Sometimes, they post their recruitment on social media or official websites. You should start to follow their pages now. Then, whenever they need new employees, you will receive a notification.

Employment Application

8. Consider higher education

You already have a bachelor’s degree. This education is generally enough for a research scientist position. However, when working in this role, you can consider a master’s degree. It will surely help you upgrade your skills and raise your salary range.

And if you want to become a lead scientist, pursue a doctorate after your master’s program. It takes about four to five years to finish.

Job Outlook

This job is high-paying. According to ComputerCareers, research scientists in the USA can earn up to $162,587 per year (in 2024).

The job outlook depends on what type of research you choose. For example, in the medical industry, research scientists are in demand. Research is necessary to fight against diseases.

The demand for this job in technology is even higher. Companies have to find new techniques to improve their products. The risk of cyber security also increases their need for research.

Is A Research Scientist A Good Career?

Yes. This career is ideal for those who love research. When taking this role, you have chances to research your favorite topic. The finding then will be your best rewarding experience.

Plus, this job is in high demand. Many industries require skilled research scientists for different purposes. Hence, you will have many job opportunities.

Pros And Cons

This job is promising. Unfortunately, you will have both benefits and drawbacks.


  • You will receive good job security and a high salary.
  • This job may allow you to travel to research institutions and conferences.
  • You can contribute to the development of many industries.
  • This job is satisfying when you see how others apply your research to real cases.

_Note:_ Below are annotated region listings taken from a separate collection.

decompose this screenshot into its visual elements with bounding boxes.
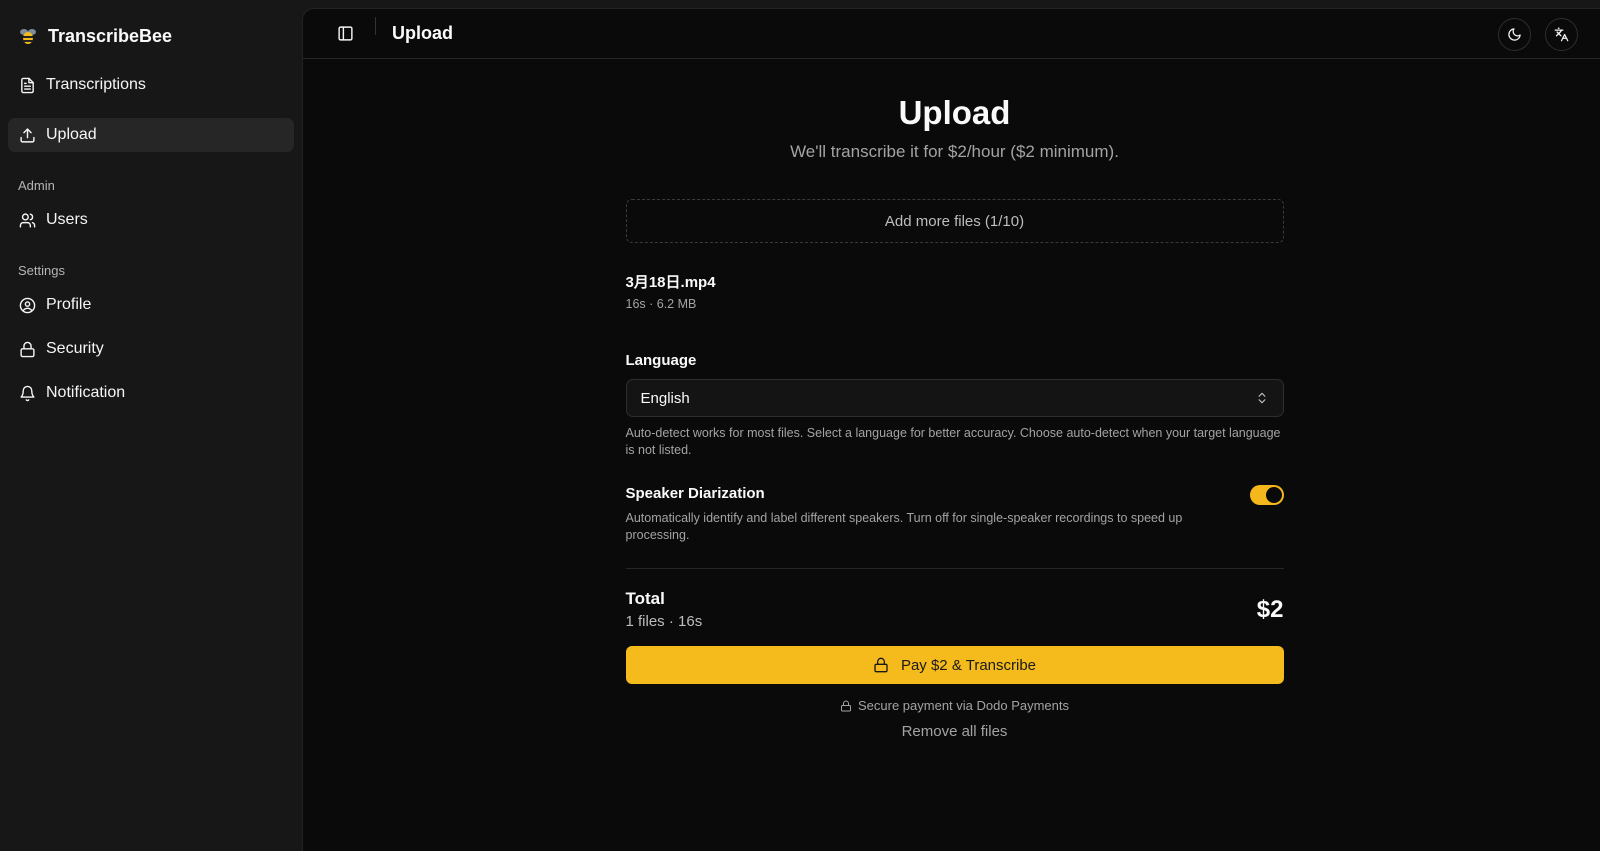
user-circle-icon [18,296,36,314]
lock-icon [18,340,36,358]
sidebar-toggle-button[interactable] [329,18,361,50]
secure-payment-text: Secure payment via Dodo Payments [858,698,1069,713]
sidebar-item-transcriptions[interactable]: Transcriptions [8,68,294,102]
sidebar-item-security[interactable]: Security [8,332,294,366]
users-icon [18,211,36,229]
header-divider [375,17,376,35]
bee-logo-icon [18,26,38,46]
pricing-subheading: We'll transcribe it for $2/hour ($2 mini… [790,142,1119,161]
diarization-label: Speaker Diarization [625,485,765,502]
total-summary: 1 files · 16s [625,613,703,630]
language-help-text: Auto-detect works for most files. Select… [625,426,1281,457]
remove-all-files-button[interactable]: Remove all files [626,723,1284,740]
language-label: Language [625,352,697,369]
header-actions [1498,18,1578,51]
sidebar-item-users[interactable]: Users [8,203,294,237]
pay-transcribe-button[interactable]: Pay $2 & Transcribe [625,646,1284,684]
sidebar-item-label: Users [46,211,88,228]
group-label-admin: Admin [18,178,55,193]
file-text-icon [18,76,36,94]
upload-icon [18,126,36,144]
sidebar: TranscribeBee Transcriptions Upload Admi… [0,0,302,851]
sidebar-item-label: Transcriptions [46,76,146,93]
lock-icon [841,700,851,711]
diarization-toggle[interactable] [1249,485,1284,505]
add-files-dropzone[interactable]: Add more files (1/10) [625,199,1284,243]
upload-heading: Upload [898,94,1011,131]
sidebar-item-label: Upload [46,126,97,143]
brand-name: TranscribeBee [48,25,173,46]
bell-icon [18,384,36,402]
file-meta: 16s · 6.2 MB [625,297,697,311]
sidebar-item-notification[interactable]: Notification [8,376,294,410]
upload-form: Upload We'll transcribe it for $2/hour (… [625,59,1284,740]
moon-icon [1508,28,1521,41]
diarization-row: Speaker Diarization Automatically identi… [626,485,1284,544]
language-select-value: English [640,389,690,407]
app-root: TranscribeBee Transcriptions Upload Admi… [0,0,1600,851]
file-name: 3月18日.mp4 [625,274,716,291]
divider [625,568,1284,569]
language-select[interactable]: English [625,379,1284,417]
language-switch-button[interactable] [1545,18,1578,51]
translate-icon [1554,27,1569,42]
sidebar-item-label: Profile [46,296,92,313]
total-row: Total 1 files · 16s $2 [626,589,1284,630]
sidebar-item-profile[interactable]: Profile [8,288,294,322]
lock-icon [874,657,888,673]
secure-payment-note: Secure payment via Dodo Payments [626,698,1284,713]
total-label: Total [625,589,665,608]
sidebar-item-label: Notification [46,384,126,401]
main-panel: Upload Upload We'll transcribe it for $2… [302,8,1600,851]
header: Upload [303,9,1600,59]
group-label-settings: Settings [18,263,65,278]
toggle-knob [1265,487,1282,503]
panel-left-icon [337,26,353,41]
pay-button-label: Pay $2 & Transcribe [900,656,1037,674]
file-item: 3月18日.mp4 16s · 6.2 MB [626,273,1284,311]
diarization-help-text: Automatically identify and label differe… [625,511,1183,542]
chevrons-up-down-icon [1258,392,1265,404]
sidebar-item-label: Security [46,340,104,357]
brand[interactable]: TranscribeBee [8,16,294,52]
page-title: Upload [392,23,453,43]
sidebar-item-upload[interactable]: Upload [8,118,294,152]
theme-toggle-button[interactable] [1498,18,1531,51]
total-amount: $2 [1256,595,1284,623]
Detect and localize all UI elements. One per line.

  • You have many duties. Sometimes, you have to work during the weekends and overnight.
  • The stress level is high.
  • This job is highly competitive. Competitions for funding are also challenging.

Wrapping Words

The career path will be tough and unique. You have many things to do. Continuous learning is also part of your job. Yet, if it’s your passion, you can become a successful research scientist.

This job is on the rise. So everything you put effort into will bring about rewards. Keep working, and you will succeed!